Vorgaben einhalten – Fehler vermeiden
Wenn Briefe über CONFIDENCEpost eingeliefert werden, entscheidet automatisch ein Algorithmus beim Einlesen, ob eine Auslandsfrankatur notwendig ist. Das ist für Kunden komfortabel, denn sie müssen nicht zu irgend einem Zeitpunkt festlegen, welche Briefe mit Auslandsporto frankiert werden sollen. Zu beachten sind allerdings die vorgegebenen Regeln der Deutschen Post :
– Länderkennung in Großbuchstaben und in korrekter Schreibweise
– Länderkennung immer in der letzten Zeile
– Sprachen: Deutsch, Französisch, Englisch
Wir frankieren mit nationalem Porto, wenn keine ausländische Kennung in der letzten Zeile erfolgt. Bei der Deutschen Post fallen nicht mit Auslandsporto frei gemachte Briefe ins Ausland dann als unterfrankiert durch das Raster. Obwohl sehr selten, ist es in der Vergangenheit schon wegen Schreib- oder Sprachfehlern zu Fehllesungen gekommen. So wurden schon GROßBRITANNIEN (korrekt: GROSSBRITANNIEN), TCHECHIEN (korrekt TSCHECHIEN) oder SUOMI (korrekt: FINNLAND) nicht als Länder erkannt. Oder die Adresse saß entgegen unserer Vorgaben zu tief im Adressbereich, so dass die Stadt und nicht das Land als letzte Zeile ausgelesen wurde. Auch Ergänzungen in der Länderkennung führen zu Problemen (z.B. GB-GREAT BRITAIN oder IRLAND/REP).
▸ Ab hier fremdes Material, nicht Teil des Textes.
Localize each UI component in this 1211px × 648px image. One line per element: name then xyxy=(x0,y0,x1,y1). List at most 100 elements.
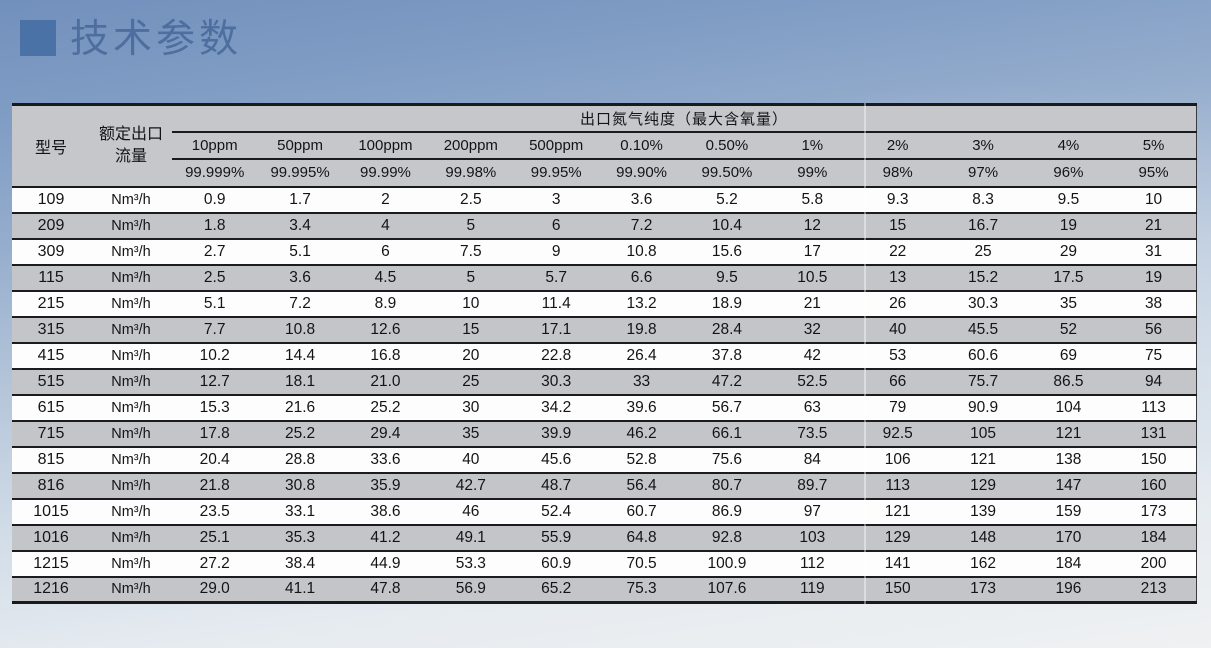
value-cell: 15 xyxy=(855,212,941,240)
value-cell: 33 xyxy=(598,368,685,396)
value-cell: 28.8 xyxy=(257,446,343,474)
purity-level-header: 99.95% xyxy=(513,158,599,188)
value-cell: 104 xyxy=(1025,394,1112,422)
value-cell: 42 xyxy=(769,342,855,370)
section-title: 技术参数 xyxy=(20,8,242,64)
value-cell: 46.2 xyxy=(598,420,685,448)
value-cell: 66.1 xyxy=(684,420,770,448)
value-cell: 66 xyxy=(855,368,941,396)
value-cell: 5.2 xyxy=(684,186,770,214)
value-cell: 65.2 xyxy=(513,576,599,603)
oxygen-level-header: 200ppm xyxy=(428,131,514,160)
oxygen-level-header: 0.10% xyxy=(598,131,685,160)
value-cell: 138 xyxy=(1025,446,1112,474)
value-cell: 16.7 xyxy=(940,212,1026,240)
value-cell: 40 xyxy=(855,316,941,344)
purity-level-header: 99.999% xyxy=(172,158,258,188)
value-cell: 10.2 xyxy=(172,342,258,370)
value-cell: 141 xyxy=(855,550,941,578)
value-cell: 10 xyxy=(428,290,514,318)
value-cell: 56.9 xyxy=(428,576,514,603)
model-cell: 1016 xyxy=(12,524,90,552)
header-row-top: 型号 额定出口 流量 出口氮气纯度（最大含氧量） xyxy=(12,104,1197,188)
value-cell: 12.6 xyxy=(342,316,429,344)
value-cell: 160 xyxy=(1111,472,1197,500)
unit-cell: Nm³/h xyxy=(90,238,172,266)
value-cell: 49.1 xyxy=(428,524,514,552)
value-cell: 75 xyxy=(1111,342,1197,370)
col-header-flow: 额定出口 流量 xyxy=(90,104,172,188)
purity-level-header: 99% xyxy=(769,158,855,188)
value-cell: 17 xyxy=(769,238,855,266)
model-cell: 815 xyxy=(12,446,90,474)
value-cell: 5.1 xyxy=(257,238,343,266)
value-cell: 33.6 xyxy=(342,446,429,474)
value-cell: 200 xyxy=(1111,550,1197,578)
value-cell: 4 xyxy=(342,212,429,240)
value-cell: 3.4 xyxy=(257,212,343,240)
value-cell: 3.6 xyxy=(257,264,343,292)
value-cell: 5 xyxy=(428,212,514,240)
unit-cell: Nm³/h xyxy=(90,186,172,214)
value-cell: 44.9 xyxy=(342,550,429,578)
value-cell: 35 xyxy=(1025,290,1112,318)
value-cell: 22 xyxy=(855,238,941,266)
value-cell: 121 xyxy=(855,498,941,526)
value-cell: 106 xyxy=(855,446,941,474)
value-cell: 7.5 xyxy=(428,238,514,266)
value-cell: 159 xyxy=(1025,498,1112,526)
col-header-flow-line1: 额定出口 xyxy=(98,125,163,143)
value-cell: 25.1 xyxy=(172,524,258,552)
value-cell: 8.9 xyxy=(342,290,429,318)
value-cell: 100.9 xyxy=(684,550,770,578)
value-cell: 12.7 xyxy=(172,368,258,396)
value-cell: 25 xyxy=(940,238,1026,266)
value-cell: 2.5 xyxy=(172,264,258,292)
value-cell: 16.8 xyxy=(342,342,429,370)
value-cell: 52.5 xyxy=(769,368,855,396)
oxygen-level-header: 500ppm xyxy=(513,131,599,160)
unit-cell: Nm³/h xyxy=(90,264,172,292)
model-cell: 816 xyxy=(12,472,90,500)
value-cell: 7.7 xyxy=(172,316,258,344)
purity-level-header: 99.99% xyxy=(342,158,429,188)
unit-cell: Nm³/h xyxy=(90,212,172,240)
value-cell: 45.6 xyxy=(513,446,599,474)
unit-cell: Nm³/h xyxy=(90,524,172,552)
value-cell: 213 xyxy=(1111,576,1197,603)
value-cell: 56.4 xyxy=(598,472,685,500)
value-cell: 75.3 xyxy=(598,576,685,603)
value-cell: 11.4 xyxy=(513,290,599,318)
value-cell: 48.7 xyxy=(513,472,599,500)
value-cell: 0.9 xyxy=(172,186,258,214)
model-cell: 715 xyxy=(12,420,90,448)
unit-cell: Nm³/h xyxy=(90,498,172,526)
value-cell: 39.6 xyxy=(598,394,685,422)
model-cell: 615 xyxy=(12,394,90,422)
value-cell: 46 xyxy=(428,498,514,526)
value-cell: 30.3 xyxy=(513,368,599,396)
table-row: 315 Nm³/h 7.7 10.8 12.6 15 17.1 19.8 28.4 32 40 45.… xyxy=(12,316,1197,344)
value-cell: 56.7 xyxy=(684,394,770,422)
value-cell: 17.5 xyxy=(1025,264,1112,292)
value-cell: 1.7 xyxy=(257,186,343,214)
value-cell: 15.3 xyxy=(172,394,258,422)
value-cell: 38 xyxy=(1111,290,1197,318)
unit-cell: Nm³/h xyxy=(90,576,172,603)
oxygen-level-header: 4% xyxy=(1025,131,1112,160)
value-cell: 7.2 xyxy=(257,290,343,318)
model-cell: 315 xyxy=(12,316,90,344)
value-cell: 90.9 xyxy=(940,394,1026,422)
value-cell: 40 xyxy=(428,446,514,474)
spec-table-container: 型号 额定出口 流量 出口氮气纯度（最大含氧量） 10ppm 50ppm 100pp… xyxy=(12,103,1197,604)
value-cell: 79 xyxy=(855,394,941,422)
value-cell: 15.2 xyxy=(940,264,1026,292)
value-cell: 150 xyxy=(855,576,941,603)
value-cell: 34.2 xyxy=(513,394,599,422)
value-cell: 27.2 xyxy=(172,550,258,578)
value-cell: 150 xyxy=(1111,446,1197,474)
value-cell: 63 xyxy=(769,394,855,422)
value-cell: 3 xyxy=(513,186,599,214)
table-row: 1016 Nm³/h 25.1 35.3 41.2 49.1 55.9 64.8 92.8 103… xyxy=(12,524,1197,552)
value-cell: 148 xyxy=(940,524,1026,552)
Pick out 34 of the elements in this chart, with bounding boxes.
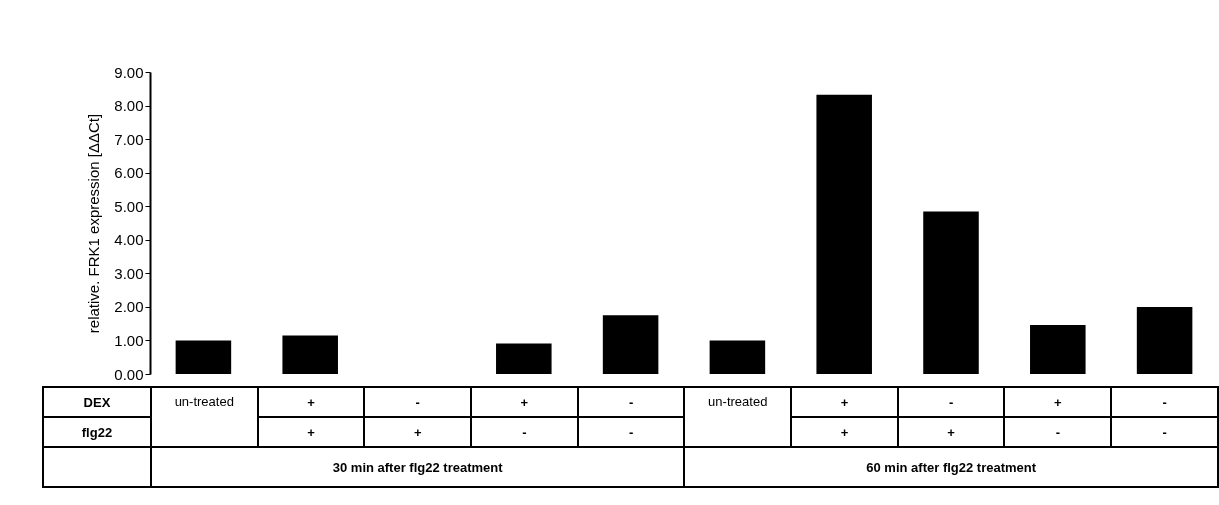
x-tick-label: - xyxy=(577,387,685,417)
text: DEX xyxy=(43,387,151,417)
bar xyxy=(1136,306,1193,374)
y-tick-label: 7.00 xyxy=(114,130,144,148)
bar xyxy=(709,340,766,374)
x-tick-label: + xyxy=(791,387,898,417)
text: flg22 xyxy=(43,417,151,447)
y-tick-label: 2.00 xyxy=(114,298,144,316)
text: 30 min after flg22 treatment xyxy=(150,447,685,487)
y-axis-title: relative. FRK1 expression [ΔΔCt] xyxy=(85,113,103,334)
y-tick-label: 3.00 xyxy=(114,264,144,282)
bar xyxy=(923,211,979,374)
bar xyxy=(282,335,338,374)
x-tick-label: + xyxy=(257,387,365,417)
y-tick-label: 5.00 xyxy=(114,197,144,215)
y-tick-label: 0.00 xyxy=(114,365,144,383)
text: 60 min after flg22 treatment xyxy=(684,447,1218,487)
y-tick-label: 9.00 xyxy=(114,63,144,81)
bar xyxy=(816,94,872,374)
bar xyxy=(175,340,232,374)
bar xyxy=(1030,325,1086,374)
bar xyxy=(496,343,552,374)
bar xyxy=(602,315,659,374)
x-tick-label: un-treated xyxy=(684,387,792,447)
x-tick-label: + xyxy=(471,387,578,417)
y-tick-label: 1.00 xyxy=(114,331,144,349)
y-tick-label: 8.00 xyxy=(114,97,144,115)
x-tick-label: + xyxy=(1004,387,1112,417)
x-tick-label: - xyxy=(1111,387,1218,417)
x-tick-label: un-treated xyxy=(150,387,258,447)
y-tick-label: 6.00 xyxy=(114,164,144,182)
y-tick-label: 4.00 xyxy=(114,231,144,249)
x-tick-label: - xyxy=(897,387,1005,417)
x-tick-label: - xyxy=(364,387,472,417)
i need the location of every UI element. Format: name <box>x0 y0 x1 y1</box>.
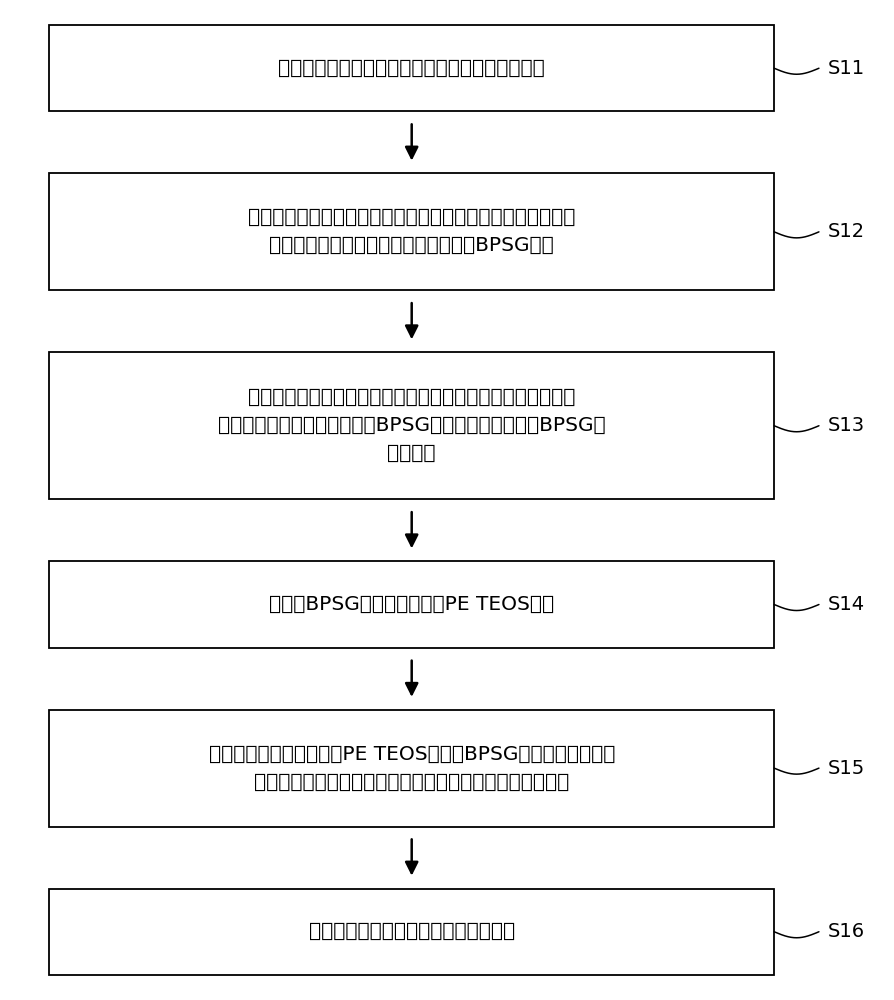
Text: 向所述反应腔内通入臭氧，使得残留的正硅酸乙酯、磷酸三乙
酯和硼酸三乙酯经过反应形成BPSG物质，并且附在所述BPSG薄
膜的表面: 向所述反应腔内通入臭氧，使得残留的正硅酸乙酯、磷酸三乙 酯和硼酸三乙酯经过反应形… <box>217 388 605 463</box>
Text: 在所述BPSG薄膜的表面形成PE TEOS薄膜: 在所述BPSG薄膜的表面形成PE TEOS薄膜 <box>269 595 553 614</box>
Text: S13: S13 <box>827 416 864 435</box>
Bar <box>49 889 773 975</box>
Text: S15: S15 <box>827 759 864 778</box>
Bar <box>49 352 773 499</box>
Text: 提供器件晶圆，并将所述器件晶圆放置于反应腔内: 提供器件晶圆，并将所述器件晶圆放置于反应腔内 <box>278 59 544 78</box>
Bar <box>49 710 773 827</box>
Text: S14: S14 <box>827 595 864 614</box>
Text: S11: S11 <box>827 59 864 78</box>
Text: 向所述孔洞内填充金属，以形成接触孔: 向所述孔洞内填充金属，以形成接触孔 <box>308 922 514 941</box>
Bar <box>49 173 773 290</box>
Text: S12: S12 <box>827 222 864 241</box>
Text: 向所述反应腔内通入正硅酸乙酯、磷酸三乙酯和硼酸三乙酯，
经过反应，在所述器件晶圆的表面形成BPSG薄膜: 向所述反应腔内通入正硅酸乙酯、磷酸三乙酯和硼酸三乙酯， 经过反应，在所述器件晶圆… <box>248 208 575 255</box>
Bar <box>49 25 773 111</box>
Text: S16: S16 <box>827 922 864 941</box>
Bar <box>49 561 773 648</box>
Text: 使用光刻胶依次刻蚀所述PE TEOS薄膜、BPSG薄膜进和部分厚度
的器件晶圆，以形成若干个间隔的孔洞，并且清洗掉光刻胶: 使用光刻胶依次刻蚀所述PE TEOS薄膜、BPSG薄膜进和部分厚度 的器件晶圆，… <box>208 745 614 792</box>
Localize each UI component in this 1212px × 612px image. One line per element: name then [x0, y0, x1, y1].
Wo es Sinn macht, bessern wir manuell nach und fügen Abweichungen bzw. Unschärfen dem Datenbestand hinzu. So wird z.B. GROßBRITANNIEN doch noch als GROSSBRITANNIEN erkannt und FRANKRE1CH (mit 1!) als FRANKREICH.
Immer noch verbreitet ist leider die Gewohnheit, einfach vor die Stadt ein Länderkürzel zu setzen, z.B. CH-3001 Bern. Diese Praxis wurde von der Deutschen Post bereits 1999 (!) abgeschafft.
Unser Tipp: Vielleicht lassen Sie Ihren Adressdatenbestand der Auslandskontakte einmal gemäß der Vorgaben der Deutschen Post checken und ggf. korrigieren. Ein Projekt, das schon beim nächsten Mailing Früchte tragen kann. Ganz lassen sich bei maschineller Verarbeitung Fehlfrankierungen nicht ausschließen, die Fehllesung von Auslandsadressen kann aber gegen Null gehen.